Thursday, May 5, 2011

Summary: From OpenGL and NITE to OpenNI

When we first began this project, we knew nothing about the Kinect.  So, to get started, we followed the instructions on this website to configure our computers to take in data from the Kinect, and render it into a visual representation.  This visual representation relied on OpenGL, GLUT, and NITE.  It gave us pretty pictures (like you saw in our earlier posts) that would show the environment, as well as draw a skeleton on individuals.  This was great, and we thought it was exactly what we needed.  We were able to modify this code so that when the individual was recognized, the code would print the x,y, and z coordinates of the center of mass of each person that the program was tracking (as seen again below).



Again, this was perfect, and we thought our project was almost done before it even started.  Then, we tried to put everything on to the BeagleBoard.

Well, to make a long story short, the program that used OpenGL, GLUT, and NITE wouldn't work on the BeagleBoard.  The first problem was that when the program ran, OpenGL had to open a new window (in other words, you would run the program from the terminal, and then another window would open).  It was in this window that it would do all the image rendering, and create the visual representation of what the Kinect was seeing (in the above image, the terminal is on the left with the x, y, and z coordinates, and the new image rendering window is on the right).  Now, the BeagleBoard, when running Ubuntu, is basically a headless terminal.  This means that you can only open terminal windows on it.  You can't open any other type of window.  Thus, if you tried to run the code, it would crash the BeagleBoard.  So, we figured we would just need to change the code so that the extra window wouldn't open.  We used the divide and conquer technique here.  Tim worked on modifying the code so that OpenGL wouldn't open that new window, and Matt worked on configuring NITE to run on the BeagleBoard.

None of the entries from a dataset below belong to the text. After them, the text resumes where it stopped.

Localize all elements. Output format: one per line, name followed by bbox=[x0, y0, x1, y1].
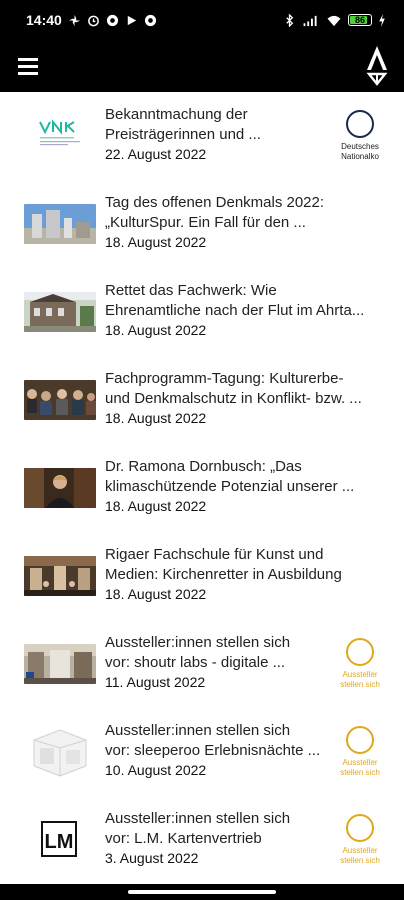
alarm-icon bbox=[87, 15, 99, 26]
play-icon bbox=[127, 15, 136, 25]
list-item[interactable]: Fachprogramm-Tagung: Kulturerbe- und Den… bbox=[0, 366, 404, 452]
item-thumbnail bbox=[24, 380, 96, 420]
list-item[interactable]: Rettet das Fachwerk: Wie Ehrenamtliche n… bbox=[0, 278, 404, 364]
category-badge: Deutsches Nationalko bbox=[330, 110, 390, 162]
list-item[interactable]: Dr. Ramona Dornbusch: „Das klimaschützen… bbox=[0, 454, 404, 540]
category-badge: Aussteller stellen sich bbox=[330, 638, 390, 690]
item-title: Tag des offenen Denkmals 2022: „KulturSp… bbox=[105, 194, 325, 231]
home-indicator[interactable] bbox=[128, 890, 276, 894]
list-item[interactable]: Aussteller:innen stellen sich vor: shout… bbox=[0, 630, 404, 716]
record-icon bbox=[144, 14, 156, 26]
lm-logo-thumbnail: LM bbox=[24, 816, 96, 862]
item-thumbnail bbox=[24, 292, 96, 332]
item-thumbnail bbox=[24, 644, 96, 684]
item-date: 18. August 2022 bbox=[105, 586, 207, 602]
item-title: Fachprogramm-Tagung: Kulturerbe- und Den… bbox=[105, 370, 362, 407]
category-badge: Aussteller stellen sich bbox=[330, 814, 390, 866]
status-bar: 14:40 86 bbox=[0, 0, 404, 40]
status-system-icons: 86 bbox=[283, 13, 386, 27]
status-time: 14:40 bbox=[26, 12, 62, 28]
item-thumbnail bbox=[24, 724, 96, 780]
status-notification-icons bbox=[68, 14, 157, 27]
list-item[interactable]: Tag des offenen Denkmals 2022: „KulturSp… bbox=[0, 190, 404, 276]
badge-circle-icon bbox=[346, 110, 374, 138]
svg-text:LM: LM bbox=[45, 831, 74, 853]
item-date: 18. August 2022 bbox=[105, 234, 207, 250]
hamburger-menu-icon[interactable] bbox=[14, 52, 44, 80]
item-thumbnail bbox=[24, 556, 96, 596]
wifi-icon bbox=[327, 15, 341, 26]
fan-icon bbox=[68, 14, 80, 26]
system-navigation-bar bbox=[0, 884, 404, 900]
bluetooth-icon bbox=[286, 13, 294, 27]
item-title: Dr. Ramona Dornbusch: „Das klimaschützen… bbox=[105, 458, 355, 495]
category-badge: Aussteller stellen sich bbox=[330, 726, 390, 778]
item-date: 18. August 2022 bbox=[105, 410, 207, 426]
list-item[interactable]: Aussteller:innen stellen sich vor: sleep… bbox=[0, 718, 404, 804]
item-date: 18. August 2022 bbox=[105, 498, 207, 514]
item-date: 18. August 2022 bbox=[105, 322, 207, 338]
battery-icon: 86 bbox=[348, 14, 372, 26]
battery-percent: 86 bbox=[354, 15, 365, 25]
news-list: Bekanntmachung der Preisträgerinnen und … bbox=[0, 92, 404, 884]
badge-circle-icon bbox=[346, 638, 374, 666]
item-title: Rettet das Fachwerk: Wie Ehrenamtliche n… bbox=[105, 282, 365, 319]
signal-icon bbox=[303, 15, 317, 26]
badge-circle-icon bbox=[346, 726, 374, 754]
list-item[interactable]: LM Aussteller:innen stellen sich vor: L.… bbox=[0, 806, 404, 884]
item-thumbnail bbox=[24, 468, 96, 508]
item-thumbnail bbox=[24, 204, 96, 244]
record-icon bbox=[106, 14, 118, 26]
list-item[interactable]: Rigaer Fachschule für Kunst und Medien: … bbox=[0, 542, 404, 628]
app-bar bbox=[0, 40, 404, 92]
list-item[interactable]: Bekanntmachung der Preisträgerinnen und … bbox=[0, 102, 404, 188]
vnk-logo-thumbnail bbox=[24, 112, 96, 152]
item-title: Rigaer Fachschule für Kunst und Medien: … bbox=[105, 546, 342, 583]
app-logo-icon[interactable] bbox=[364, 44, 390, 86]
badge-circle-icon bbox=[346, 814, 374, 842]
charging-icon bbox=[379, 13, 385, 27]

Eventually, after wasting many hours learning the inner-workings of GLUT and NITE respectively, we realized we weren't going to get this program to run on the BeagleBoard.  The OpenGL main loop will not run without opening another window.  You would think this isn't a problem, since OpenGL just handles the image rendering. However, we discovered that the OpenGL also handled some of the skeleton tracking, and thus, without the OpenGL component of the code, the program was useless.  Right around the same time, we realized NITE would not run on the BeagleBoard.  You see, NITE is configured to run on an x86 platform, and thus is not compatible with ARM, the processor on the BeagleBoard.  When it comes to the "trial and error" process, we certainly were trying, and we sure had a lot of error.

So, we scrapped NITE, and went back to our old friend OpenNI.  OpenNI had a C program that would return the z-position of the pixel at the exact center of the Kinect's field of vision (the resolution of the Kinect is 640x480).  So, we took this code and ran with it.  We took this z-data for the exact center, and translated it into robot commands.  Thus, a person would stand exactly in front of the robot in the dead center of its view.  The z-data for the person would then be processed.  If the person was greater than a certain distance away, the robot was told to move towards them.  If the person was less than a certain distance away, the robot would move away from them.  And, if the person was in the "sweet spot" then the robot would remain still.

This code worked well, but it was very basic.  We added to it extensively, writing code to process the z-data, and writing code to translate that data in to robot commands that were then transmitted via ethernet to the robot.  However, we thought that if we stopped there, we wouldn't really be earning our pay.  So, we decided to go a bit further.

We created code that would search for a person, no matter where they were in the field of vision, and would recognize them.  Once they were seen, the robot would turn towards them until they were directly in front of the robot, while simultaneously moving closer or farther from the person.

To do this, we created our own code based off of the "middle of the screen z data code."  We broke the Kinect's field of vision in to grids.  The code then cycles through these grids, and gets the z data for whatever is in each grid.  This z data corresponds to the distance between the robot and whatever is in the frame.  Our initial code is only for an obstacle free environment, so we work under the assumption that whatever is closest to the robot is the human target.  So, the code cycles through the grids, and stores the z value for each.  Whichever z value is the smallest is determined to be the target, and the robot turns to get that target in its center of vision (in the y plane).  As the robot turns, it also moves closer or farther from the target, until the robot is about four feet away (in the z plane).

And thus, you have it.  Future work for this code will include improving the robot's reaction time and adding on PD control.